Jeff was born in Memphis, Tennessee, and became a graduate student of Donald Borror at The Ohio State University. He received his doctorate in 1956 and joined the faculty at Douglass College, where he served as Professor and Department Chair until leaving in 1968.

I first met Jeff in 1966, my first year as a graduate student at Rutgers University, when he was busily engaged in teaching, directing graduate student projects, and serving as Secretary of the Wilson Ornithological Society. I became one of his graduate students and found his level of enthusiasm for teaching and for just talking about birds and ornithology to be wonderfully inspiring. His focus on field ornithology included a liberal share of birding for pleasure and I fondly recall many days scouring New Jersey for migrant birds as well as a winter trip to Massachusetts in search of Snowy Owls and Lapland Longspurs. My fellow graduate students, Jon Greenlaw, James Utter, and Salvatore Bongiorno, went on to either publish with Jeff or complete their doctoral degrees under him. As a junior grad student, I elected to change advisers after Jeff moved to the AEC in 1968.

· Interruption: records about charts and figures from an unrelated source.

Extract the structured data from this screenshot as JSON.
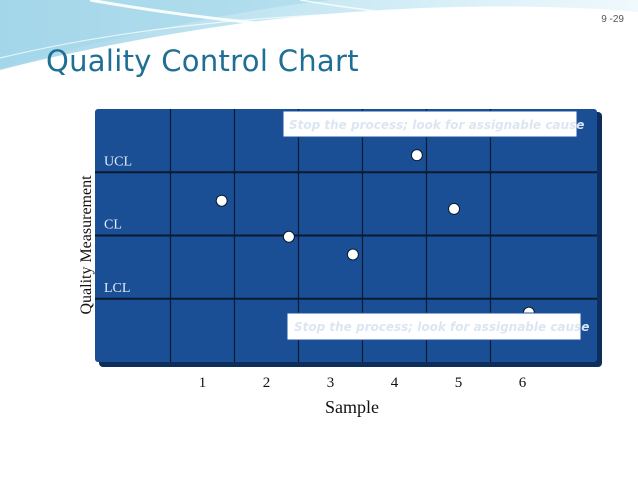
{
  "slide": {
    "page_number": "9 -29",
    "title": "Quality Control Chart"
  },
  "colors": {
    "title": "#1f6f95",
    "plot_bg": "#1a4f96",
    "plot_shadow": "#0d2e5c",
    "grid": "#0a1a30",
    "callout_border": "#1e50a0",
    "callout_text": "#dce6f2",
    "point": "#ffffff",
    "label_text": "#e6ecf5",
    "axis_text": "#111111"
  },
  "chart_data": {
    "type": "scatter",
    "xlabel": "Sample",
    "ylabel": "Quality Measurement",
    "categories": [
      1,
      2,
      3,
      4,
      5,
      6
    ],
    "xlim": [
      -0.5,
      6.5
    ],
    "control_limits": [
      {
        "label": "UCL",
        "band": 3
      },
      {
        "label": "CL",
        "band": 2
      },
      {
        "label": "LCL",
        "band": 1
      }
    ],
    "ylim": [
      0,
      4
    ],
    "points": [
      {
        "x": 0.3,
        "y": 2.55
      },
      {
        "x": 1.35,
        "y": 1.98
      },
      {
        "x": 2.35,
        "y": 1.7
      },
      {
        "x": 3.35,
        "y": 3.27
      },
      {
        "x": 3.93,
        "y": 2.42
      },
      {
        "x": 5.1,
        "y": 0.78
      }
    ],
    "annotations": [
      {
        "text": "Stop the process; look for assignable cause",
        "position": "top"
      },
      {
        "text": "Stop the process; look for assignable cause",
        "position": "bottom"
      }
    ]
  }
}
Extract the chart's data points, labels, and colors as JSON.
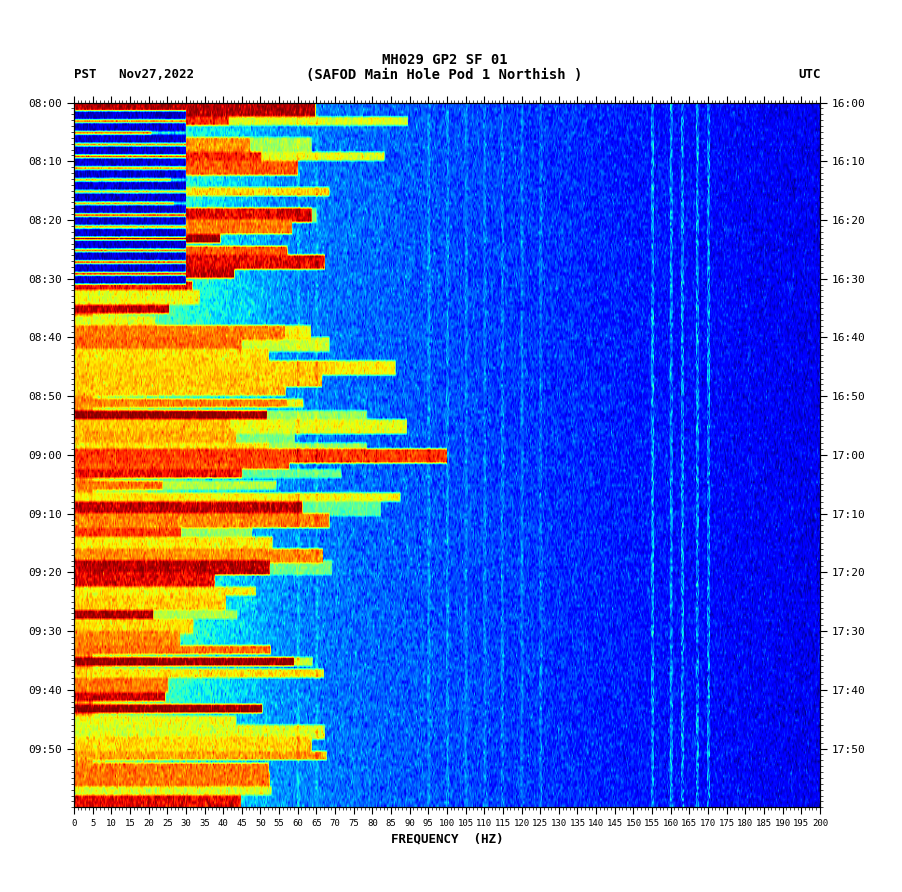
{
  "title_line1": "MH029 GP2 SF 01",
  "title_line2": "(SAFOD Main Hole Pod 1 Northish )",
  "left_label": "PST   Nov27,2022",
  "right_label": "UTC",
  "xlabel": "FREQUENCY  (HZ)",
  "left_yticks": [
    "08:00",
    "08:10",
    "08:20",
    "08:30",
    "08:40",
    "08:50",
    "09:00",
    "09:10",
    "09:20",
    "09:30",
    "09:40",
    "09:50"
  ],
  "right_yticks": [
    "16:00",
    "16:10",
    "16:20",
    "16:30",
    "16:40",
    "16:50",
    "17:00",
    "17:10",
    "17:20",
    "17:30",
    "17:40",
    "17:50"
  ],
  "freq_max": 200,
  "freq_min": 0,
  "n_time": 240,
  "n_freq": 800,
  "background_color": "#ffffff",
  "spectrogram_cmap": "jet",
  "usgs_green": "#1a6b3c",
  "title_fontsize": 10,
  "label_fontsize": 9,
  "tick_fontsize": 8,
  "font_family": "monospace"
}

Jeff's research at Douglass College was field-based. He initiated an ambitious banding program at the Rutgers forest (Hutcheson Memorial Forest) that continued for many years after Jeff left Douglass. He published on various aspects of netting, including construction of aerial nets and frequency of arbovirus infection in netted birds. Jeff had a keen interest in migration and published several reviews of various problems in the study of bird migration. At the time I knew him at Douglass, he was exploring radar ornithology.

Jeff's keen interest in birds never wavered. For many years he taught ornithology and led tours for the Smithsonian Institution as part of the its Resident Associate Program. In recent years, he was highly active with the Audubon Naturalist Society of the Central Atlantic States. His skills as a teacher were widely appreciated as he led birding trips and taught a class in “Bird Life” for the Natural History Field Studies program.

Jeff is survived by his wife of 51 years, Jean Swinebroad, by two children, Amy Arnold of Coopersburg, Pennsylvania, and Eric Swinebroad of Brenham, Texas, and by three grandchildren.